Yes: but again I suggest we try to think in terms of counter-examples - are
there films I think are good but don't like [unfortunately this question
leads into more sophisticated ones - like what degree or kind of like? etc].
(I used to like, as in enjoy, some subtitled continental movies, but now
switch off many for lack of enjoyment even though I am far from thinking this
means they are not "good" - I am sure some are). - 'La Dolce Vita' may be
gripping at age 18-21 but seem rather tired and predictable ten years on,
when a kitsh classic like 'The Baby' might grip like a vice.

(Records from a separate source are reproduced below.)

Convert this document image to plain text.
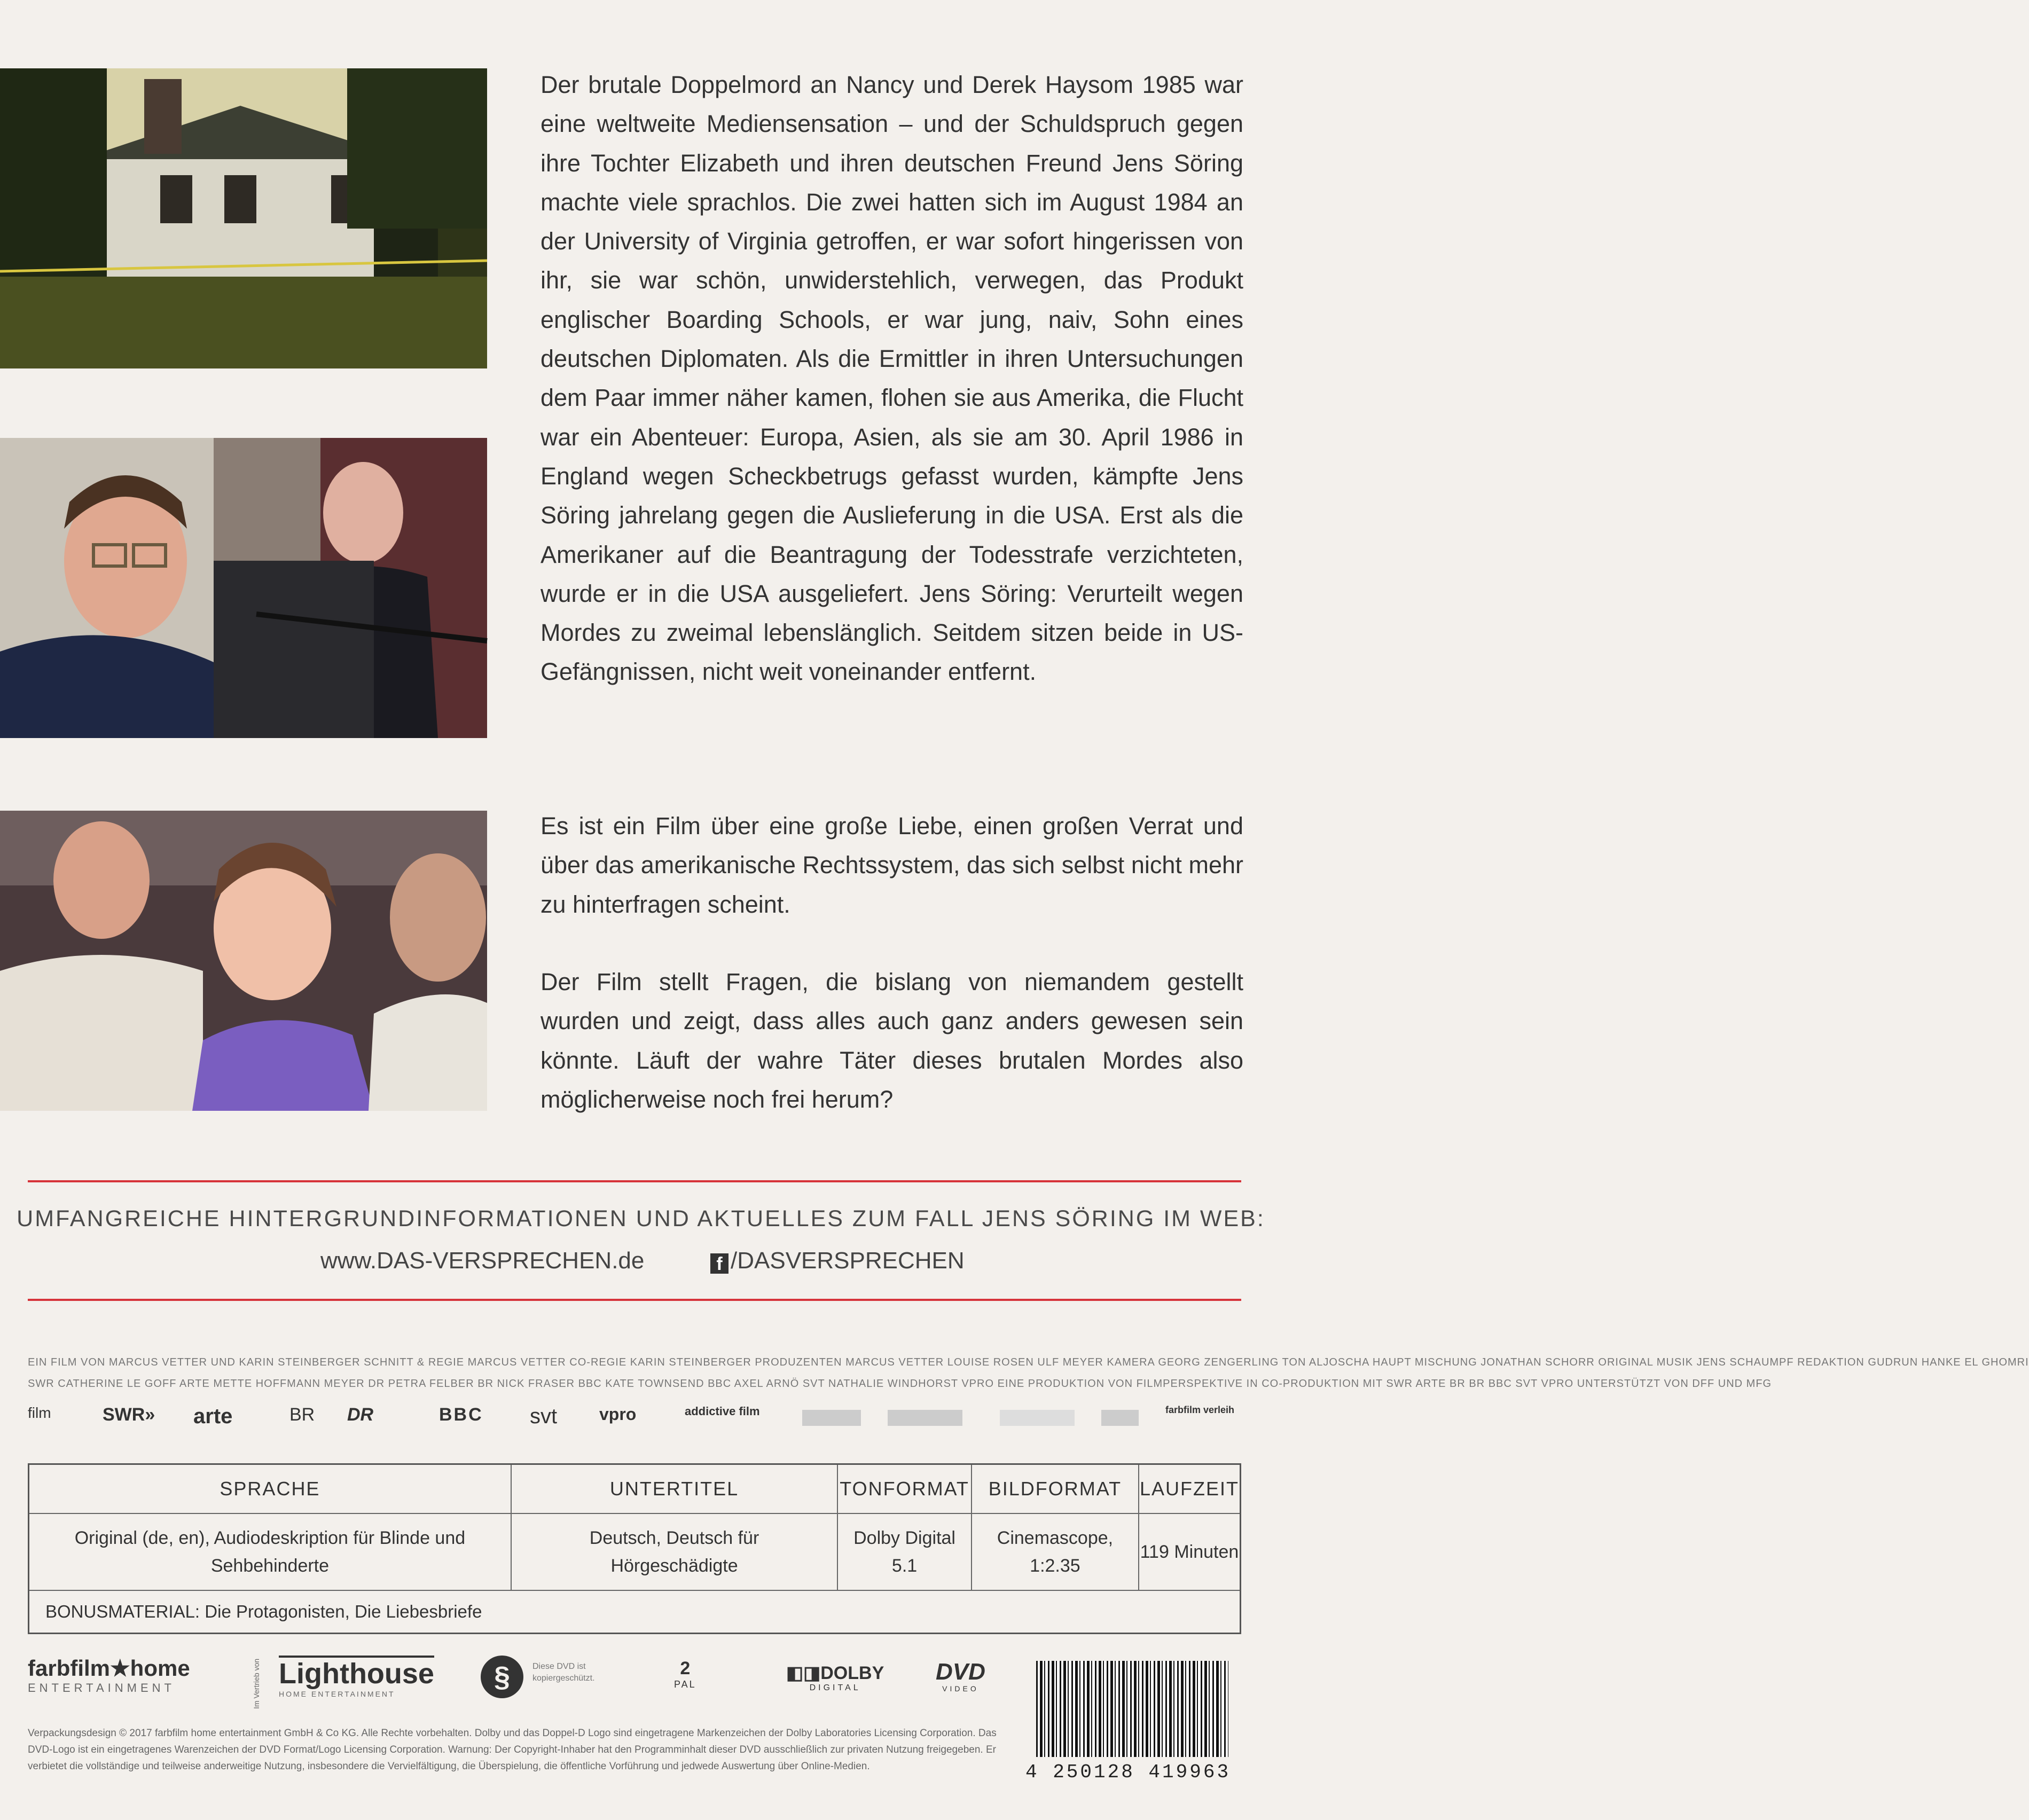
Der brutale Doppelmord an Nancy und Derek Haysom 1985 war eine weltweite Mediensensation – und der Schuldspruch gegen ihre Tochter Elizabeth und ihren deutschen Freund Jens Söring machte viele sprachlos. Die zwei hatten sich im August 1984 an der University of Virginia getroffen, er war sofort hingerissen von ihr, sie war schön, unwiderstehlich, verwegen, das Produkt englischer Boarding Schools, er war jung, naiv, Sohn eines deutschen Diplomaten. Als die Ermittler in ihren Untersuchungen dem Paar immer näher kamen, flohen sie aus Amerika, die Flucht war ein Abenteuer: Europa, Asien, als sie am 30. April 1986 in England wegen Scheckbetrugs gefasst wurden, kämpfte Jens Söring jahrelang gegen die Auslieferung in die USA. Erst als die Amerikaner auf die Beantragung der Todesstrafe verzichteten, wurde er in die USA ausgeliefert. Jens Söring: Verurteilt wegen Mordes zu zweimal lebenslänglich. Seitdem sitzen beide in US-Gefängnissen, nicht weit voneinander entfernt.

Es ist ein Film über eine große Liebe, einen großen Verrat und über das amerikanische Rechtssystem, das sich selbst nicht mehr zu hinterfragen scheint.

Der Film stellt Fragen, die bislang von niemandem gestellt wurden und zeigt, dass alles auch ganz anders gewesen sein könnte. Läuft der wahre Täter dieses brutalen Mordes also möglicherweise noch frei herum?

UMFANGREICHE HINTERGRUNDINFORMATIONEN UND AKTUELLES ZUM FALL JENS SÖRING IM WEB:
www.DAS-VERSPRECHEN.de	f /DASVERSPRECHEN
EIN FILM VON MARCUS VETTER UND KARIN STEINBERGER SCHNITT & REGIE MARCUS VETTER CO-REGIE KARIN STEINBERGER PRODUZENTEN MARCUS VETTER LOUISE ROSEN ULF MEYER KAMERA GEORG ZENGERLING TON ALJOSCHA HAUPT MISCHUNG JONATHAN SCHORR ORIGINAL MUSIK JENS SCHAUMPF REDAKTION GUDRUN HANKE EL GHOMRI
SWR CATHERINE LE GOFF ARTE METTE HOFFMANN MEYER DR PETRA FELBER BR NICK FRASER BBC KATE TOWNSEND BBC AXEL ARNÖ SVT NATHALIE WINDHORST VPRO EINE PRODUKTION VON FILMPERSPEKTIVE IN CO-PRODUKTION MIT SWR ARTE BR BR BBC SVT VPRO UNTERSTÜTZT VON DFF UND MFG
film	SWR» arte	BR DR	BBC svt vpro	addictive film	farbfilm verleih
SPRACHE	UNTERTITEL	TONFORMAT	BILDFORMAT	LAUFZEIT
Original (de, en), Audiodeskription für Blinde und Sehbehinderte	Deutsch, Deutsch für Hörgeschädigte	Dolby Digital 5.1	Cinemascope, 1:2.35	119 Minuten
BONUSMATERIAL: Die Protagonisten, Die Liebesbriefe				
farbfilm★home
ENTERTAINMENT	Im Vertrieb von Lighthouse
HOME ENTERTAINMENT
§	Diese DVD ist kopiergeschützt.	2
PAL
◧◨DOLBY
DIGITAL
DVD
VIDEO
Verpackungsdesign © 2017 farbfilm home entertainment GmbH & Co KG. Alle Rechte vorbehalten. Dolby und das Doppel-D Logo sind eingetragene Markenzeichen der Dolby Laboratories Licensing Corporation. Das DVD-Logo ist ein eingetragenes Warenzeichen der DVD Format/Logo Licensing Corporation. Warnung: Der Copyright-Inhaber hat den Programminhalt dieser DVD ausschließlich zur privaten Nutzung freigegeben. Er verbietet die vollständige und teilweise anderweitige Nutzung, insbesondere die Vervielfältigung, die Überspielung, die öffentliche Vorführung und jedwede Auswertung über Online-Medien.	4 250128 419963
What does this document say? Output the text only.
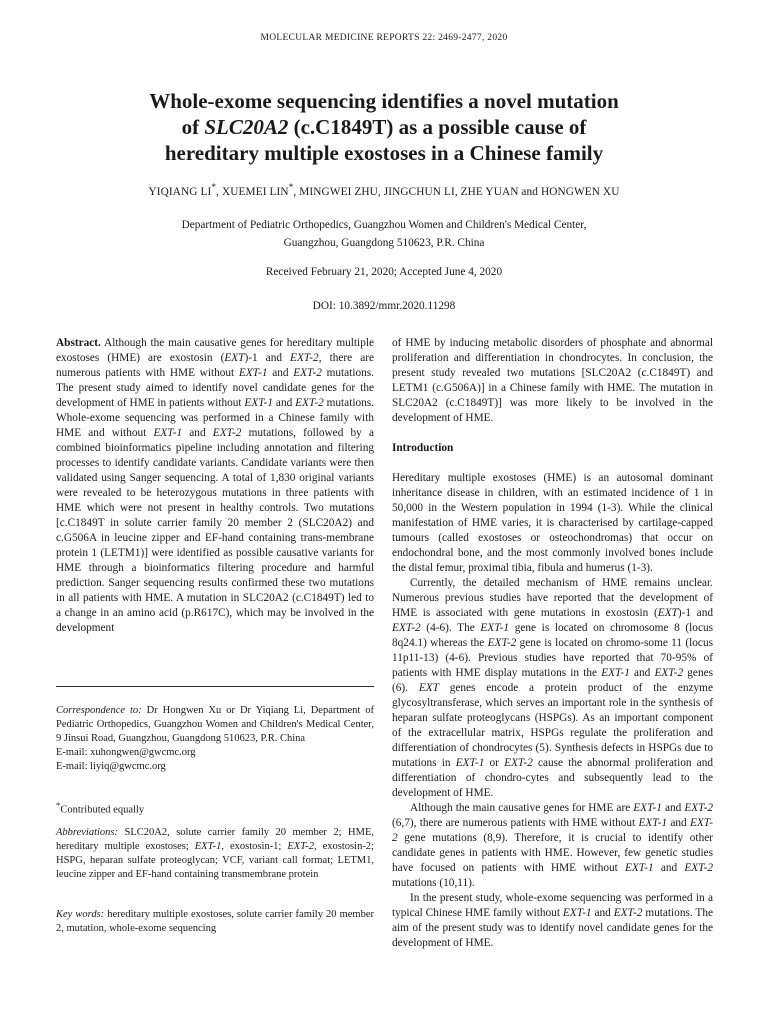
MOLECULAR MEDICINE REPORTS 22: 2469-2477, 2020
Whole-exome sequencing identifies a novel mutation
of SLC20A2 (c.C1849T) as a possible cause of
hereditary multiple exostoses in a Chinese family
YIQIANG LI*, XUEMEI LIN*, MINGWEI ZHU, JINGCHUN LI, ZHE YUAN and HONGWEN XU
Department of Pediatric Orthopedics, Guangzhou Women and Children's Medical Center,
Guangzhou, Guangdong 510623, P.R. China
Received February 21, 2020; Accepted June 4, 2020
DOI: 10.3892/mmr.2020.11298

Abstract. Although the main causative genes for hereditary multiple exostoses (HME) are exostosin (EXT)-1 and EXT-2, there are numerous patients with HME without EXT-1 and EXT-2 mutations. The present study aimed to identify novel candidate genes for the development of HME in patients without EXT-1 and EXT-2 mutations. Whole-exome sequencing was performed in a Chinese family with HME and without EXT-1 and EXT-2 mutations, followed by a combined bioinformatics pipeline including annotation and filtering processes to identify candidate variants. Candidate variants were then validated using Sanger sequencing. A total of 1,830 original variants were revealed to be heterozygous mutations in three patients with HME which were not present in healthy controls. Two mutations [c.C1849T in solute carrier family 20 member 2 (SLC20A2) and c.G506A in leucine zipper and EF-hand containing trans-membrane protein 1 (LETM1)] were identified as possible causative variants for HME through a bioinformatics filtering procedure and harmful prediction. Sanger sequencing results confirmed these two mutations in all patients with HME. A mutation in SLC20A2 (c.C1849T) led to a change in an amino acid (p.R617C), which may be involved in the development

Correspondence to: Dr Hongwen Xu or Dr Yiqiang Li, Department of Pediatric Orthopedics, Guangzhou Women and Children's Medical Center, 9 Jinsui Road, Guangzhou, Guangdong 510623, P.R. China

E-mail: xuhongwen@gwcmc.org

E-mail: liyiq@gwcmc.org

*Contributed equally

Abbreviations: SLC20A2, solute carrier family 20 member 2; HME, hereditary multiple exostoses; EXT-1, exostosin-1; EXT-2, exostosin-2; HSPG, heparan sulfate proteoglycan; VCF, variant call format; LETM1, leucine zipper and EF-hand containing transmembrane protein

Key words: hereditary multiple exostoses, solute carrier family 20 member 2, mutation, whole-exome sequencing

of HME by inducing metabolic disorders of phosphate and abnormal proliferation and differentiation in chondrocytes. In conclusion, the present study revealed two mutations [SLC20A2 (c.C1849T) and LETM1 (c.G506A)] in a Chinese family with HME. The mutation in SLC20A2 (c.C1849T)] was more likely to be involved in the development of HME.

Introduction

Hereditary multiple exostoses (HME) is an autosomal dominant inheritance disease in children, with an estimated incidence of 1 in 50,000 in the Western population in 1994 (1-3). While the clinical manifestation of HME varies, it is characterised by cartilage-capped tumours (called exostoses or osteochondromas) that occur on endochondral bone, and the most commonly involved bones include the distal femur, proximal tibia, fibula and humerus (1-3).

Currently, the detailed mechanism of HME remains unclear. Numerous previous studies have reported that the development of HME is associated with gene mutations in exostosin (EXT)-1 and EXT-2 (4-6). The EXT-1 gene is located on chromosome 8 (locus 8q24.1) whereas the EXT-2 gene is located on chromo-some 11 (locus 11p11-13) (4-6). Previous studies have reported that 70-95% of patients with HME display mutations in the EXT-1 and EXT-2 genes (6). EXT genes encode a protein product of the enzyme glycosyltransferase, which serves an important role in the synthesis of heparan sulfate proteoglycans (HSPGs). As an important component of the extracellular matrix, HSPGs regulate the proliferation and differentiation of chondrocytes (5). Synthesis defects in HSPGs due to mutations in EXT-1 or EXT-2 cause the abnormal proliferation and differentiation of chondro-cytes and subsequently lead to the development of HME.

Although the main causative genes for HME are EXT-1 and EXT-2 (6,7), there are numerous patients with HME without EXT-1 and EXT-2 gene mutations (8,9). Therefore, it is crucial to identify other candidate genes in patients with HME. However, few genetic studies have focused on patients with HME without EXT-1 and EXT-2 mutations (10,11).

In the present study, whole-exome sequencing was performed in a typical Chinese HME family without EXT-1 and EXT-2 mutations. The aim of the present study was to identify novel candidate genes for the development of HME.
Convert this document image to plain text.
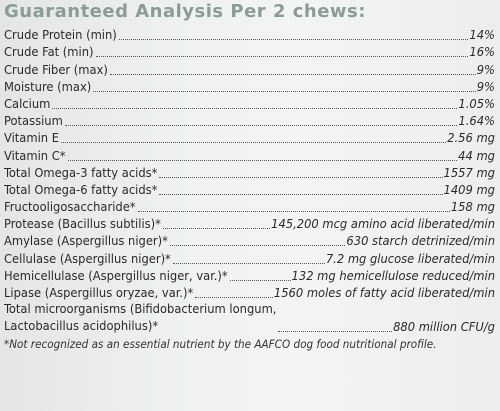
Guaranteed Analysis Per 2 chews:
Crude Protein (min)	14%
Crude Fat (min)	16%
Crude Fiber (max)	9%
Moisture (max)	9%
Calcium	1.05%
Potassium	1.64%
Vitamin E	2.56 mg
Vitamin C*	44 mg
Total Omega-3 fatty acids*	1557 mg
Total Omega-6 fatty acids*	1409 mg
Fructooligosaccharide*	158 mg
Protease (Bacillus subtilis)*	145,200 mcg amino acid liberated/min
Amylase (Aspergillus niger)*	630 starch detrinized/min
Cellulase (Aspergillus niger)*	7.2 mg glucose liberated/min
Hemicellulase (Aspergillus niger, var.)*	132 mg hemicellulose reduced/min
Lipase (Aspergillus oryzae, var.)*	1560 moles of fatty acid liberated/min
Total microorganisms (Bifidobacterium longum,
Lactobacillus acidophilus)*	880 million CFU/g
*Not recognized as an essential nutrient by the AAFCO dog food nutritional profile.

Conversely while I think Godfather PtII is truly excellent a movie, maybe the
best of the last thirty years, I did not even like it (or think it that good)
when I first saw it - and while I now think it is good, there are films that
are far less excellent from which I now would get more enjoyment, certainly
in the sense of immediate pleasure such as laughter and shock/stimulation
value. The truth is that Godfather PtII is to me a work of art and enjoyable
as such despite the demands it makes on the viewer (and they are many, the
film I believe to be only partly comprehensible to most at first or second
viewing). Bob Dylan isn't,  as Clinton said when BD got his Kennedy Award,
always pleasing on the ears. But qua art there is more to his work than many
more enjoyable artists, and when you get the art the enjoyment - of a kind -
follows.

The Beatles are probably the only entity (after Sinatra's hey-day) who were
both the best and most popular at what they did - but again the level of
their music that excited immediate appreciation and popularity is not perhaps
the same level that one appreciates when understanding why they were the
best.
(After all they gave up touring because the screaming crowds were drowning
out the music). And if the level of the music (being appreciated) is the same
in either case, the level of the appreciation surely isn't the same.

This again invites the distinction between art as stimulant of pleasure etc
and art as art/technique, and the ubiquitous trade-offs that seem to follow
between art as art and art as commerce.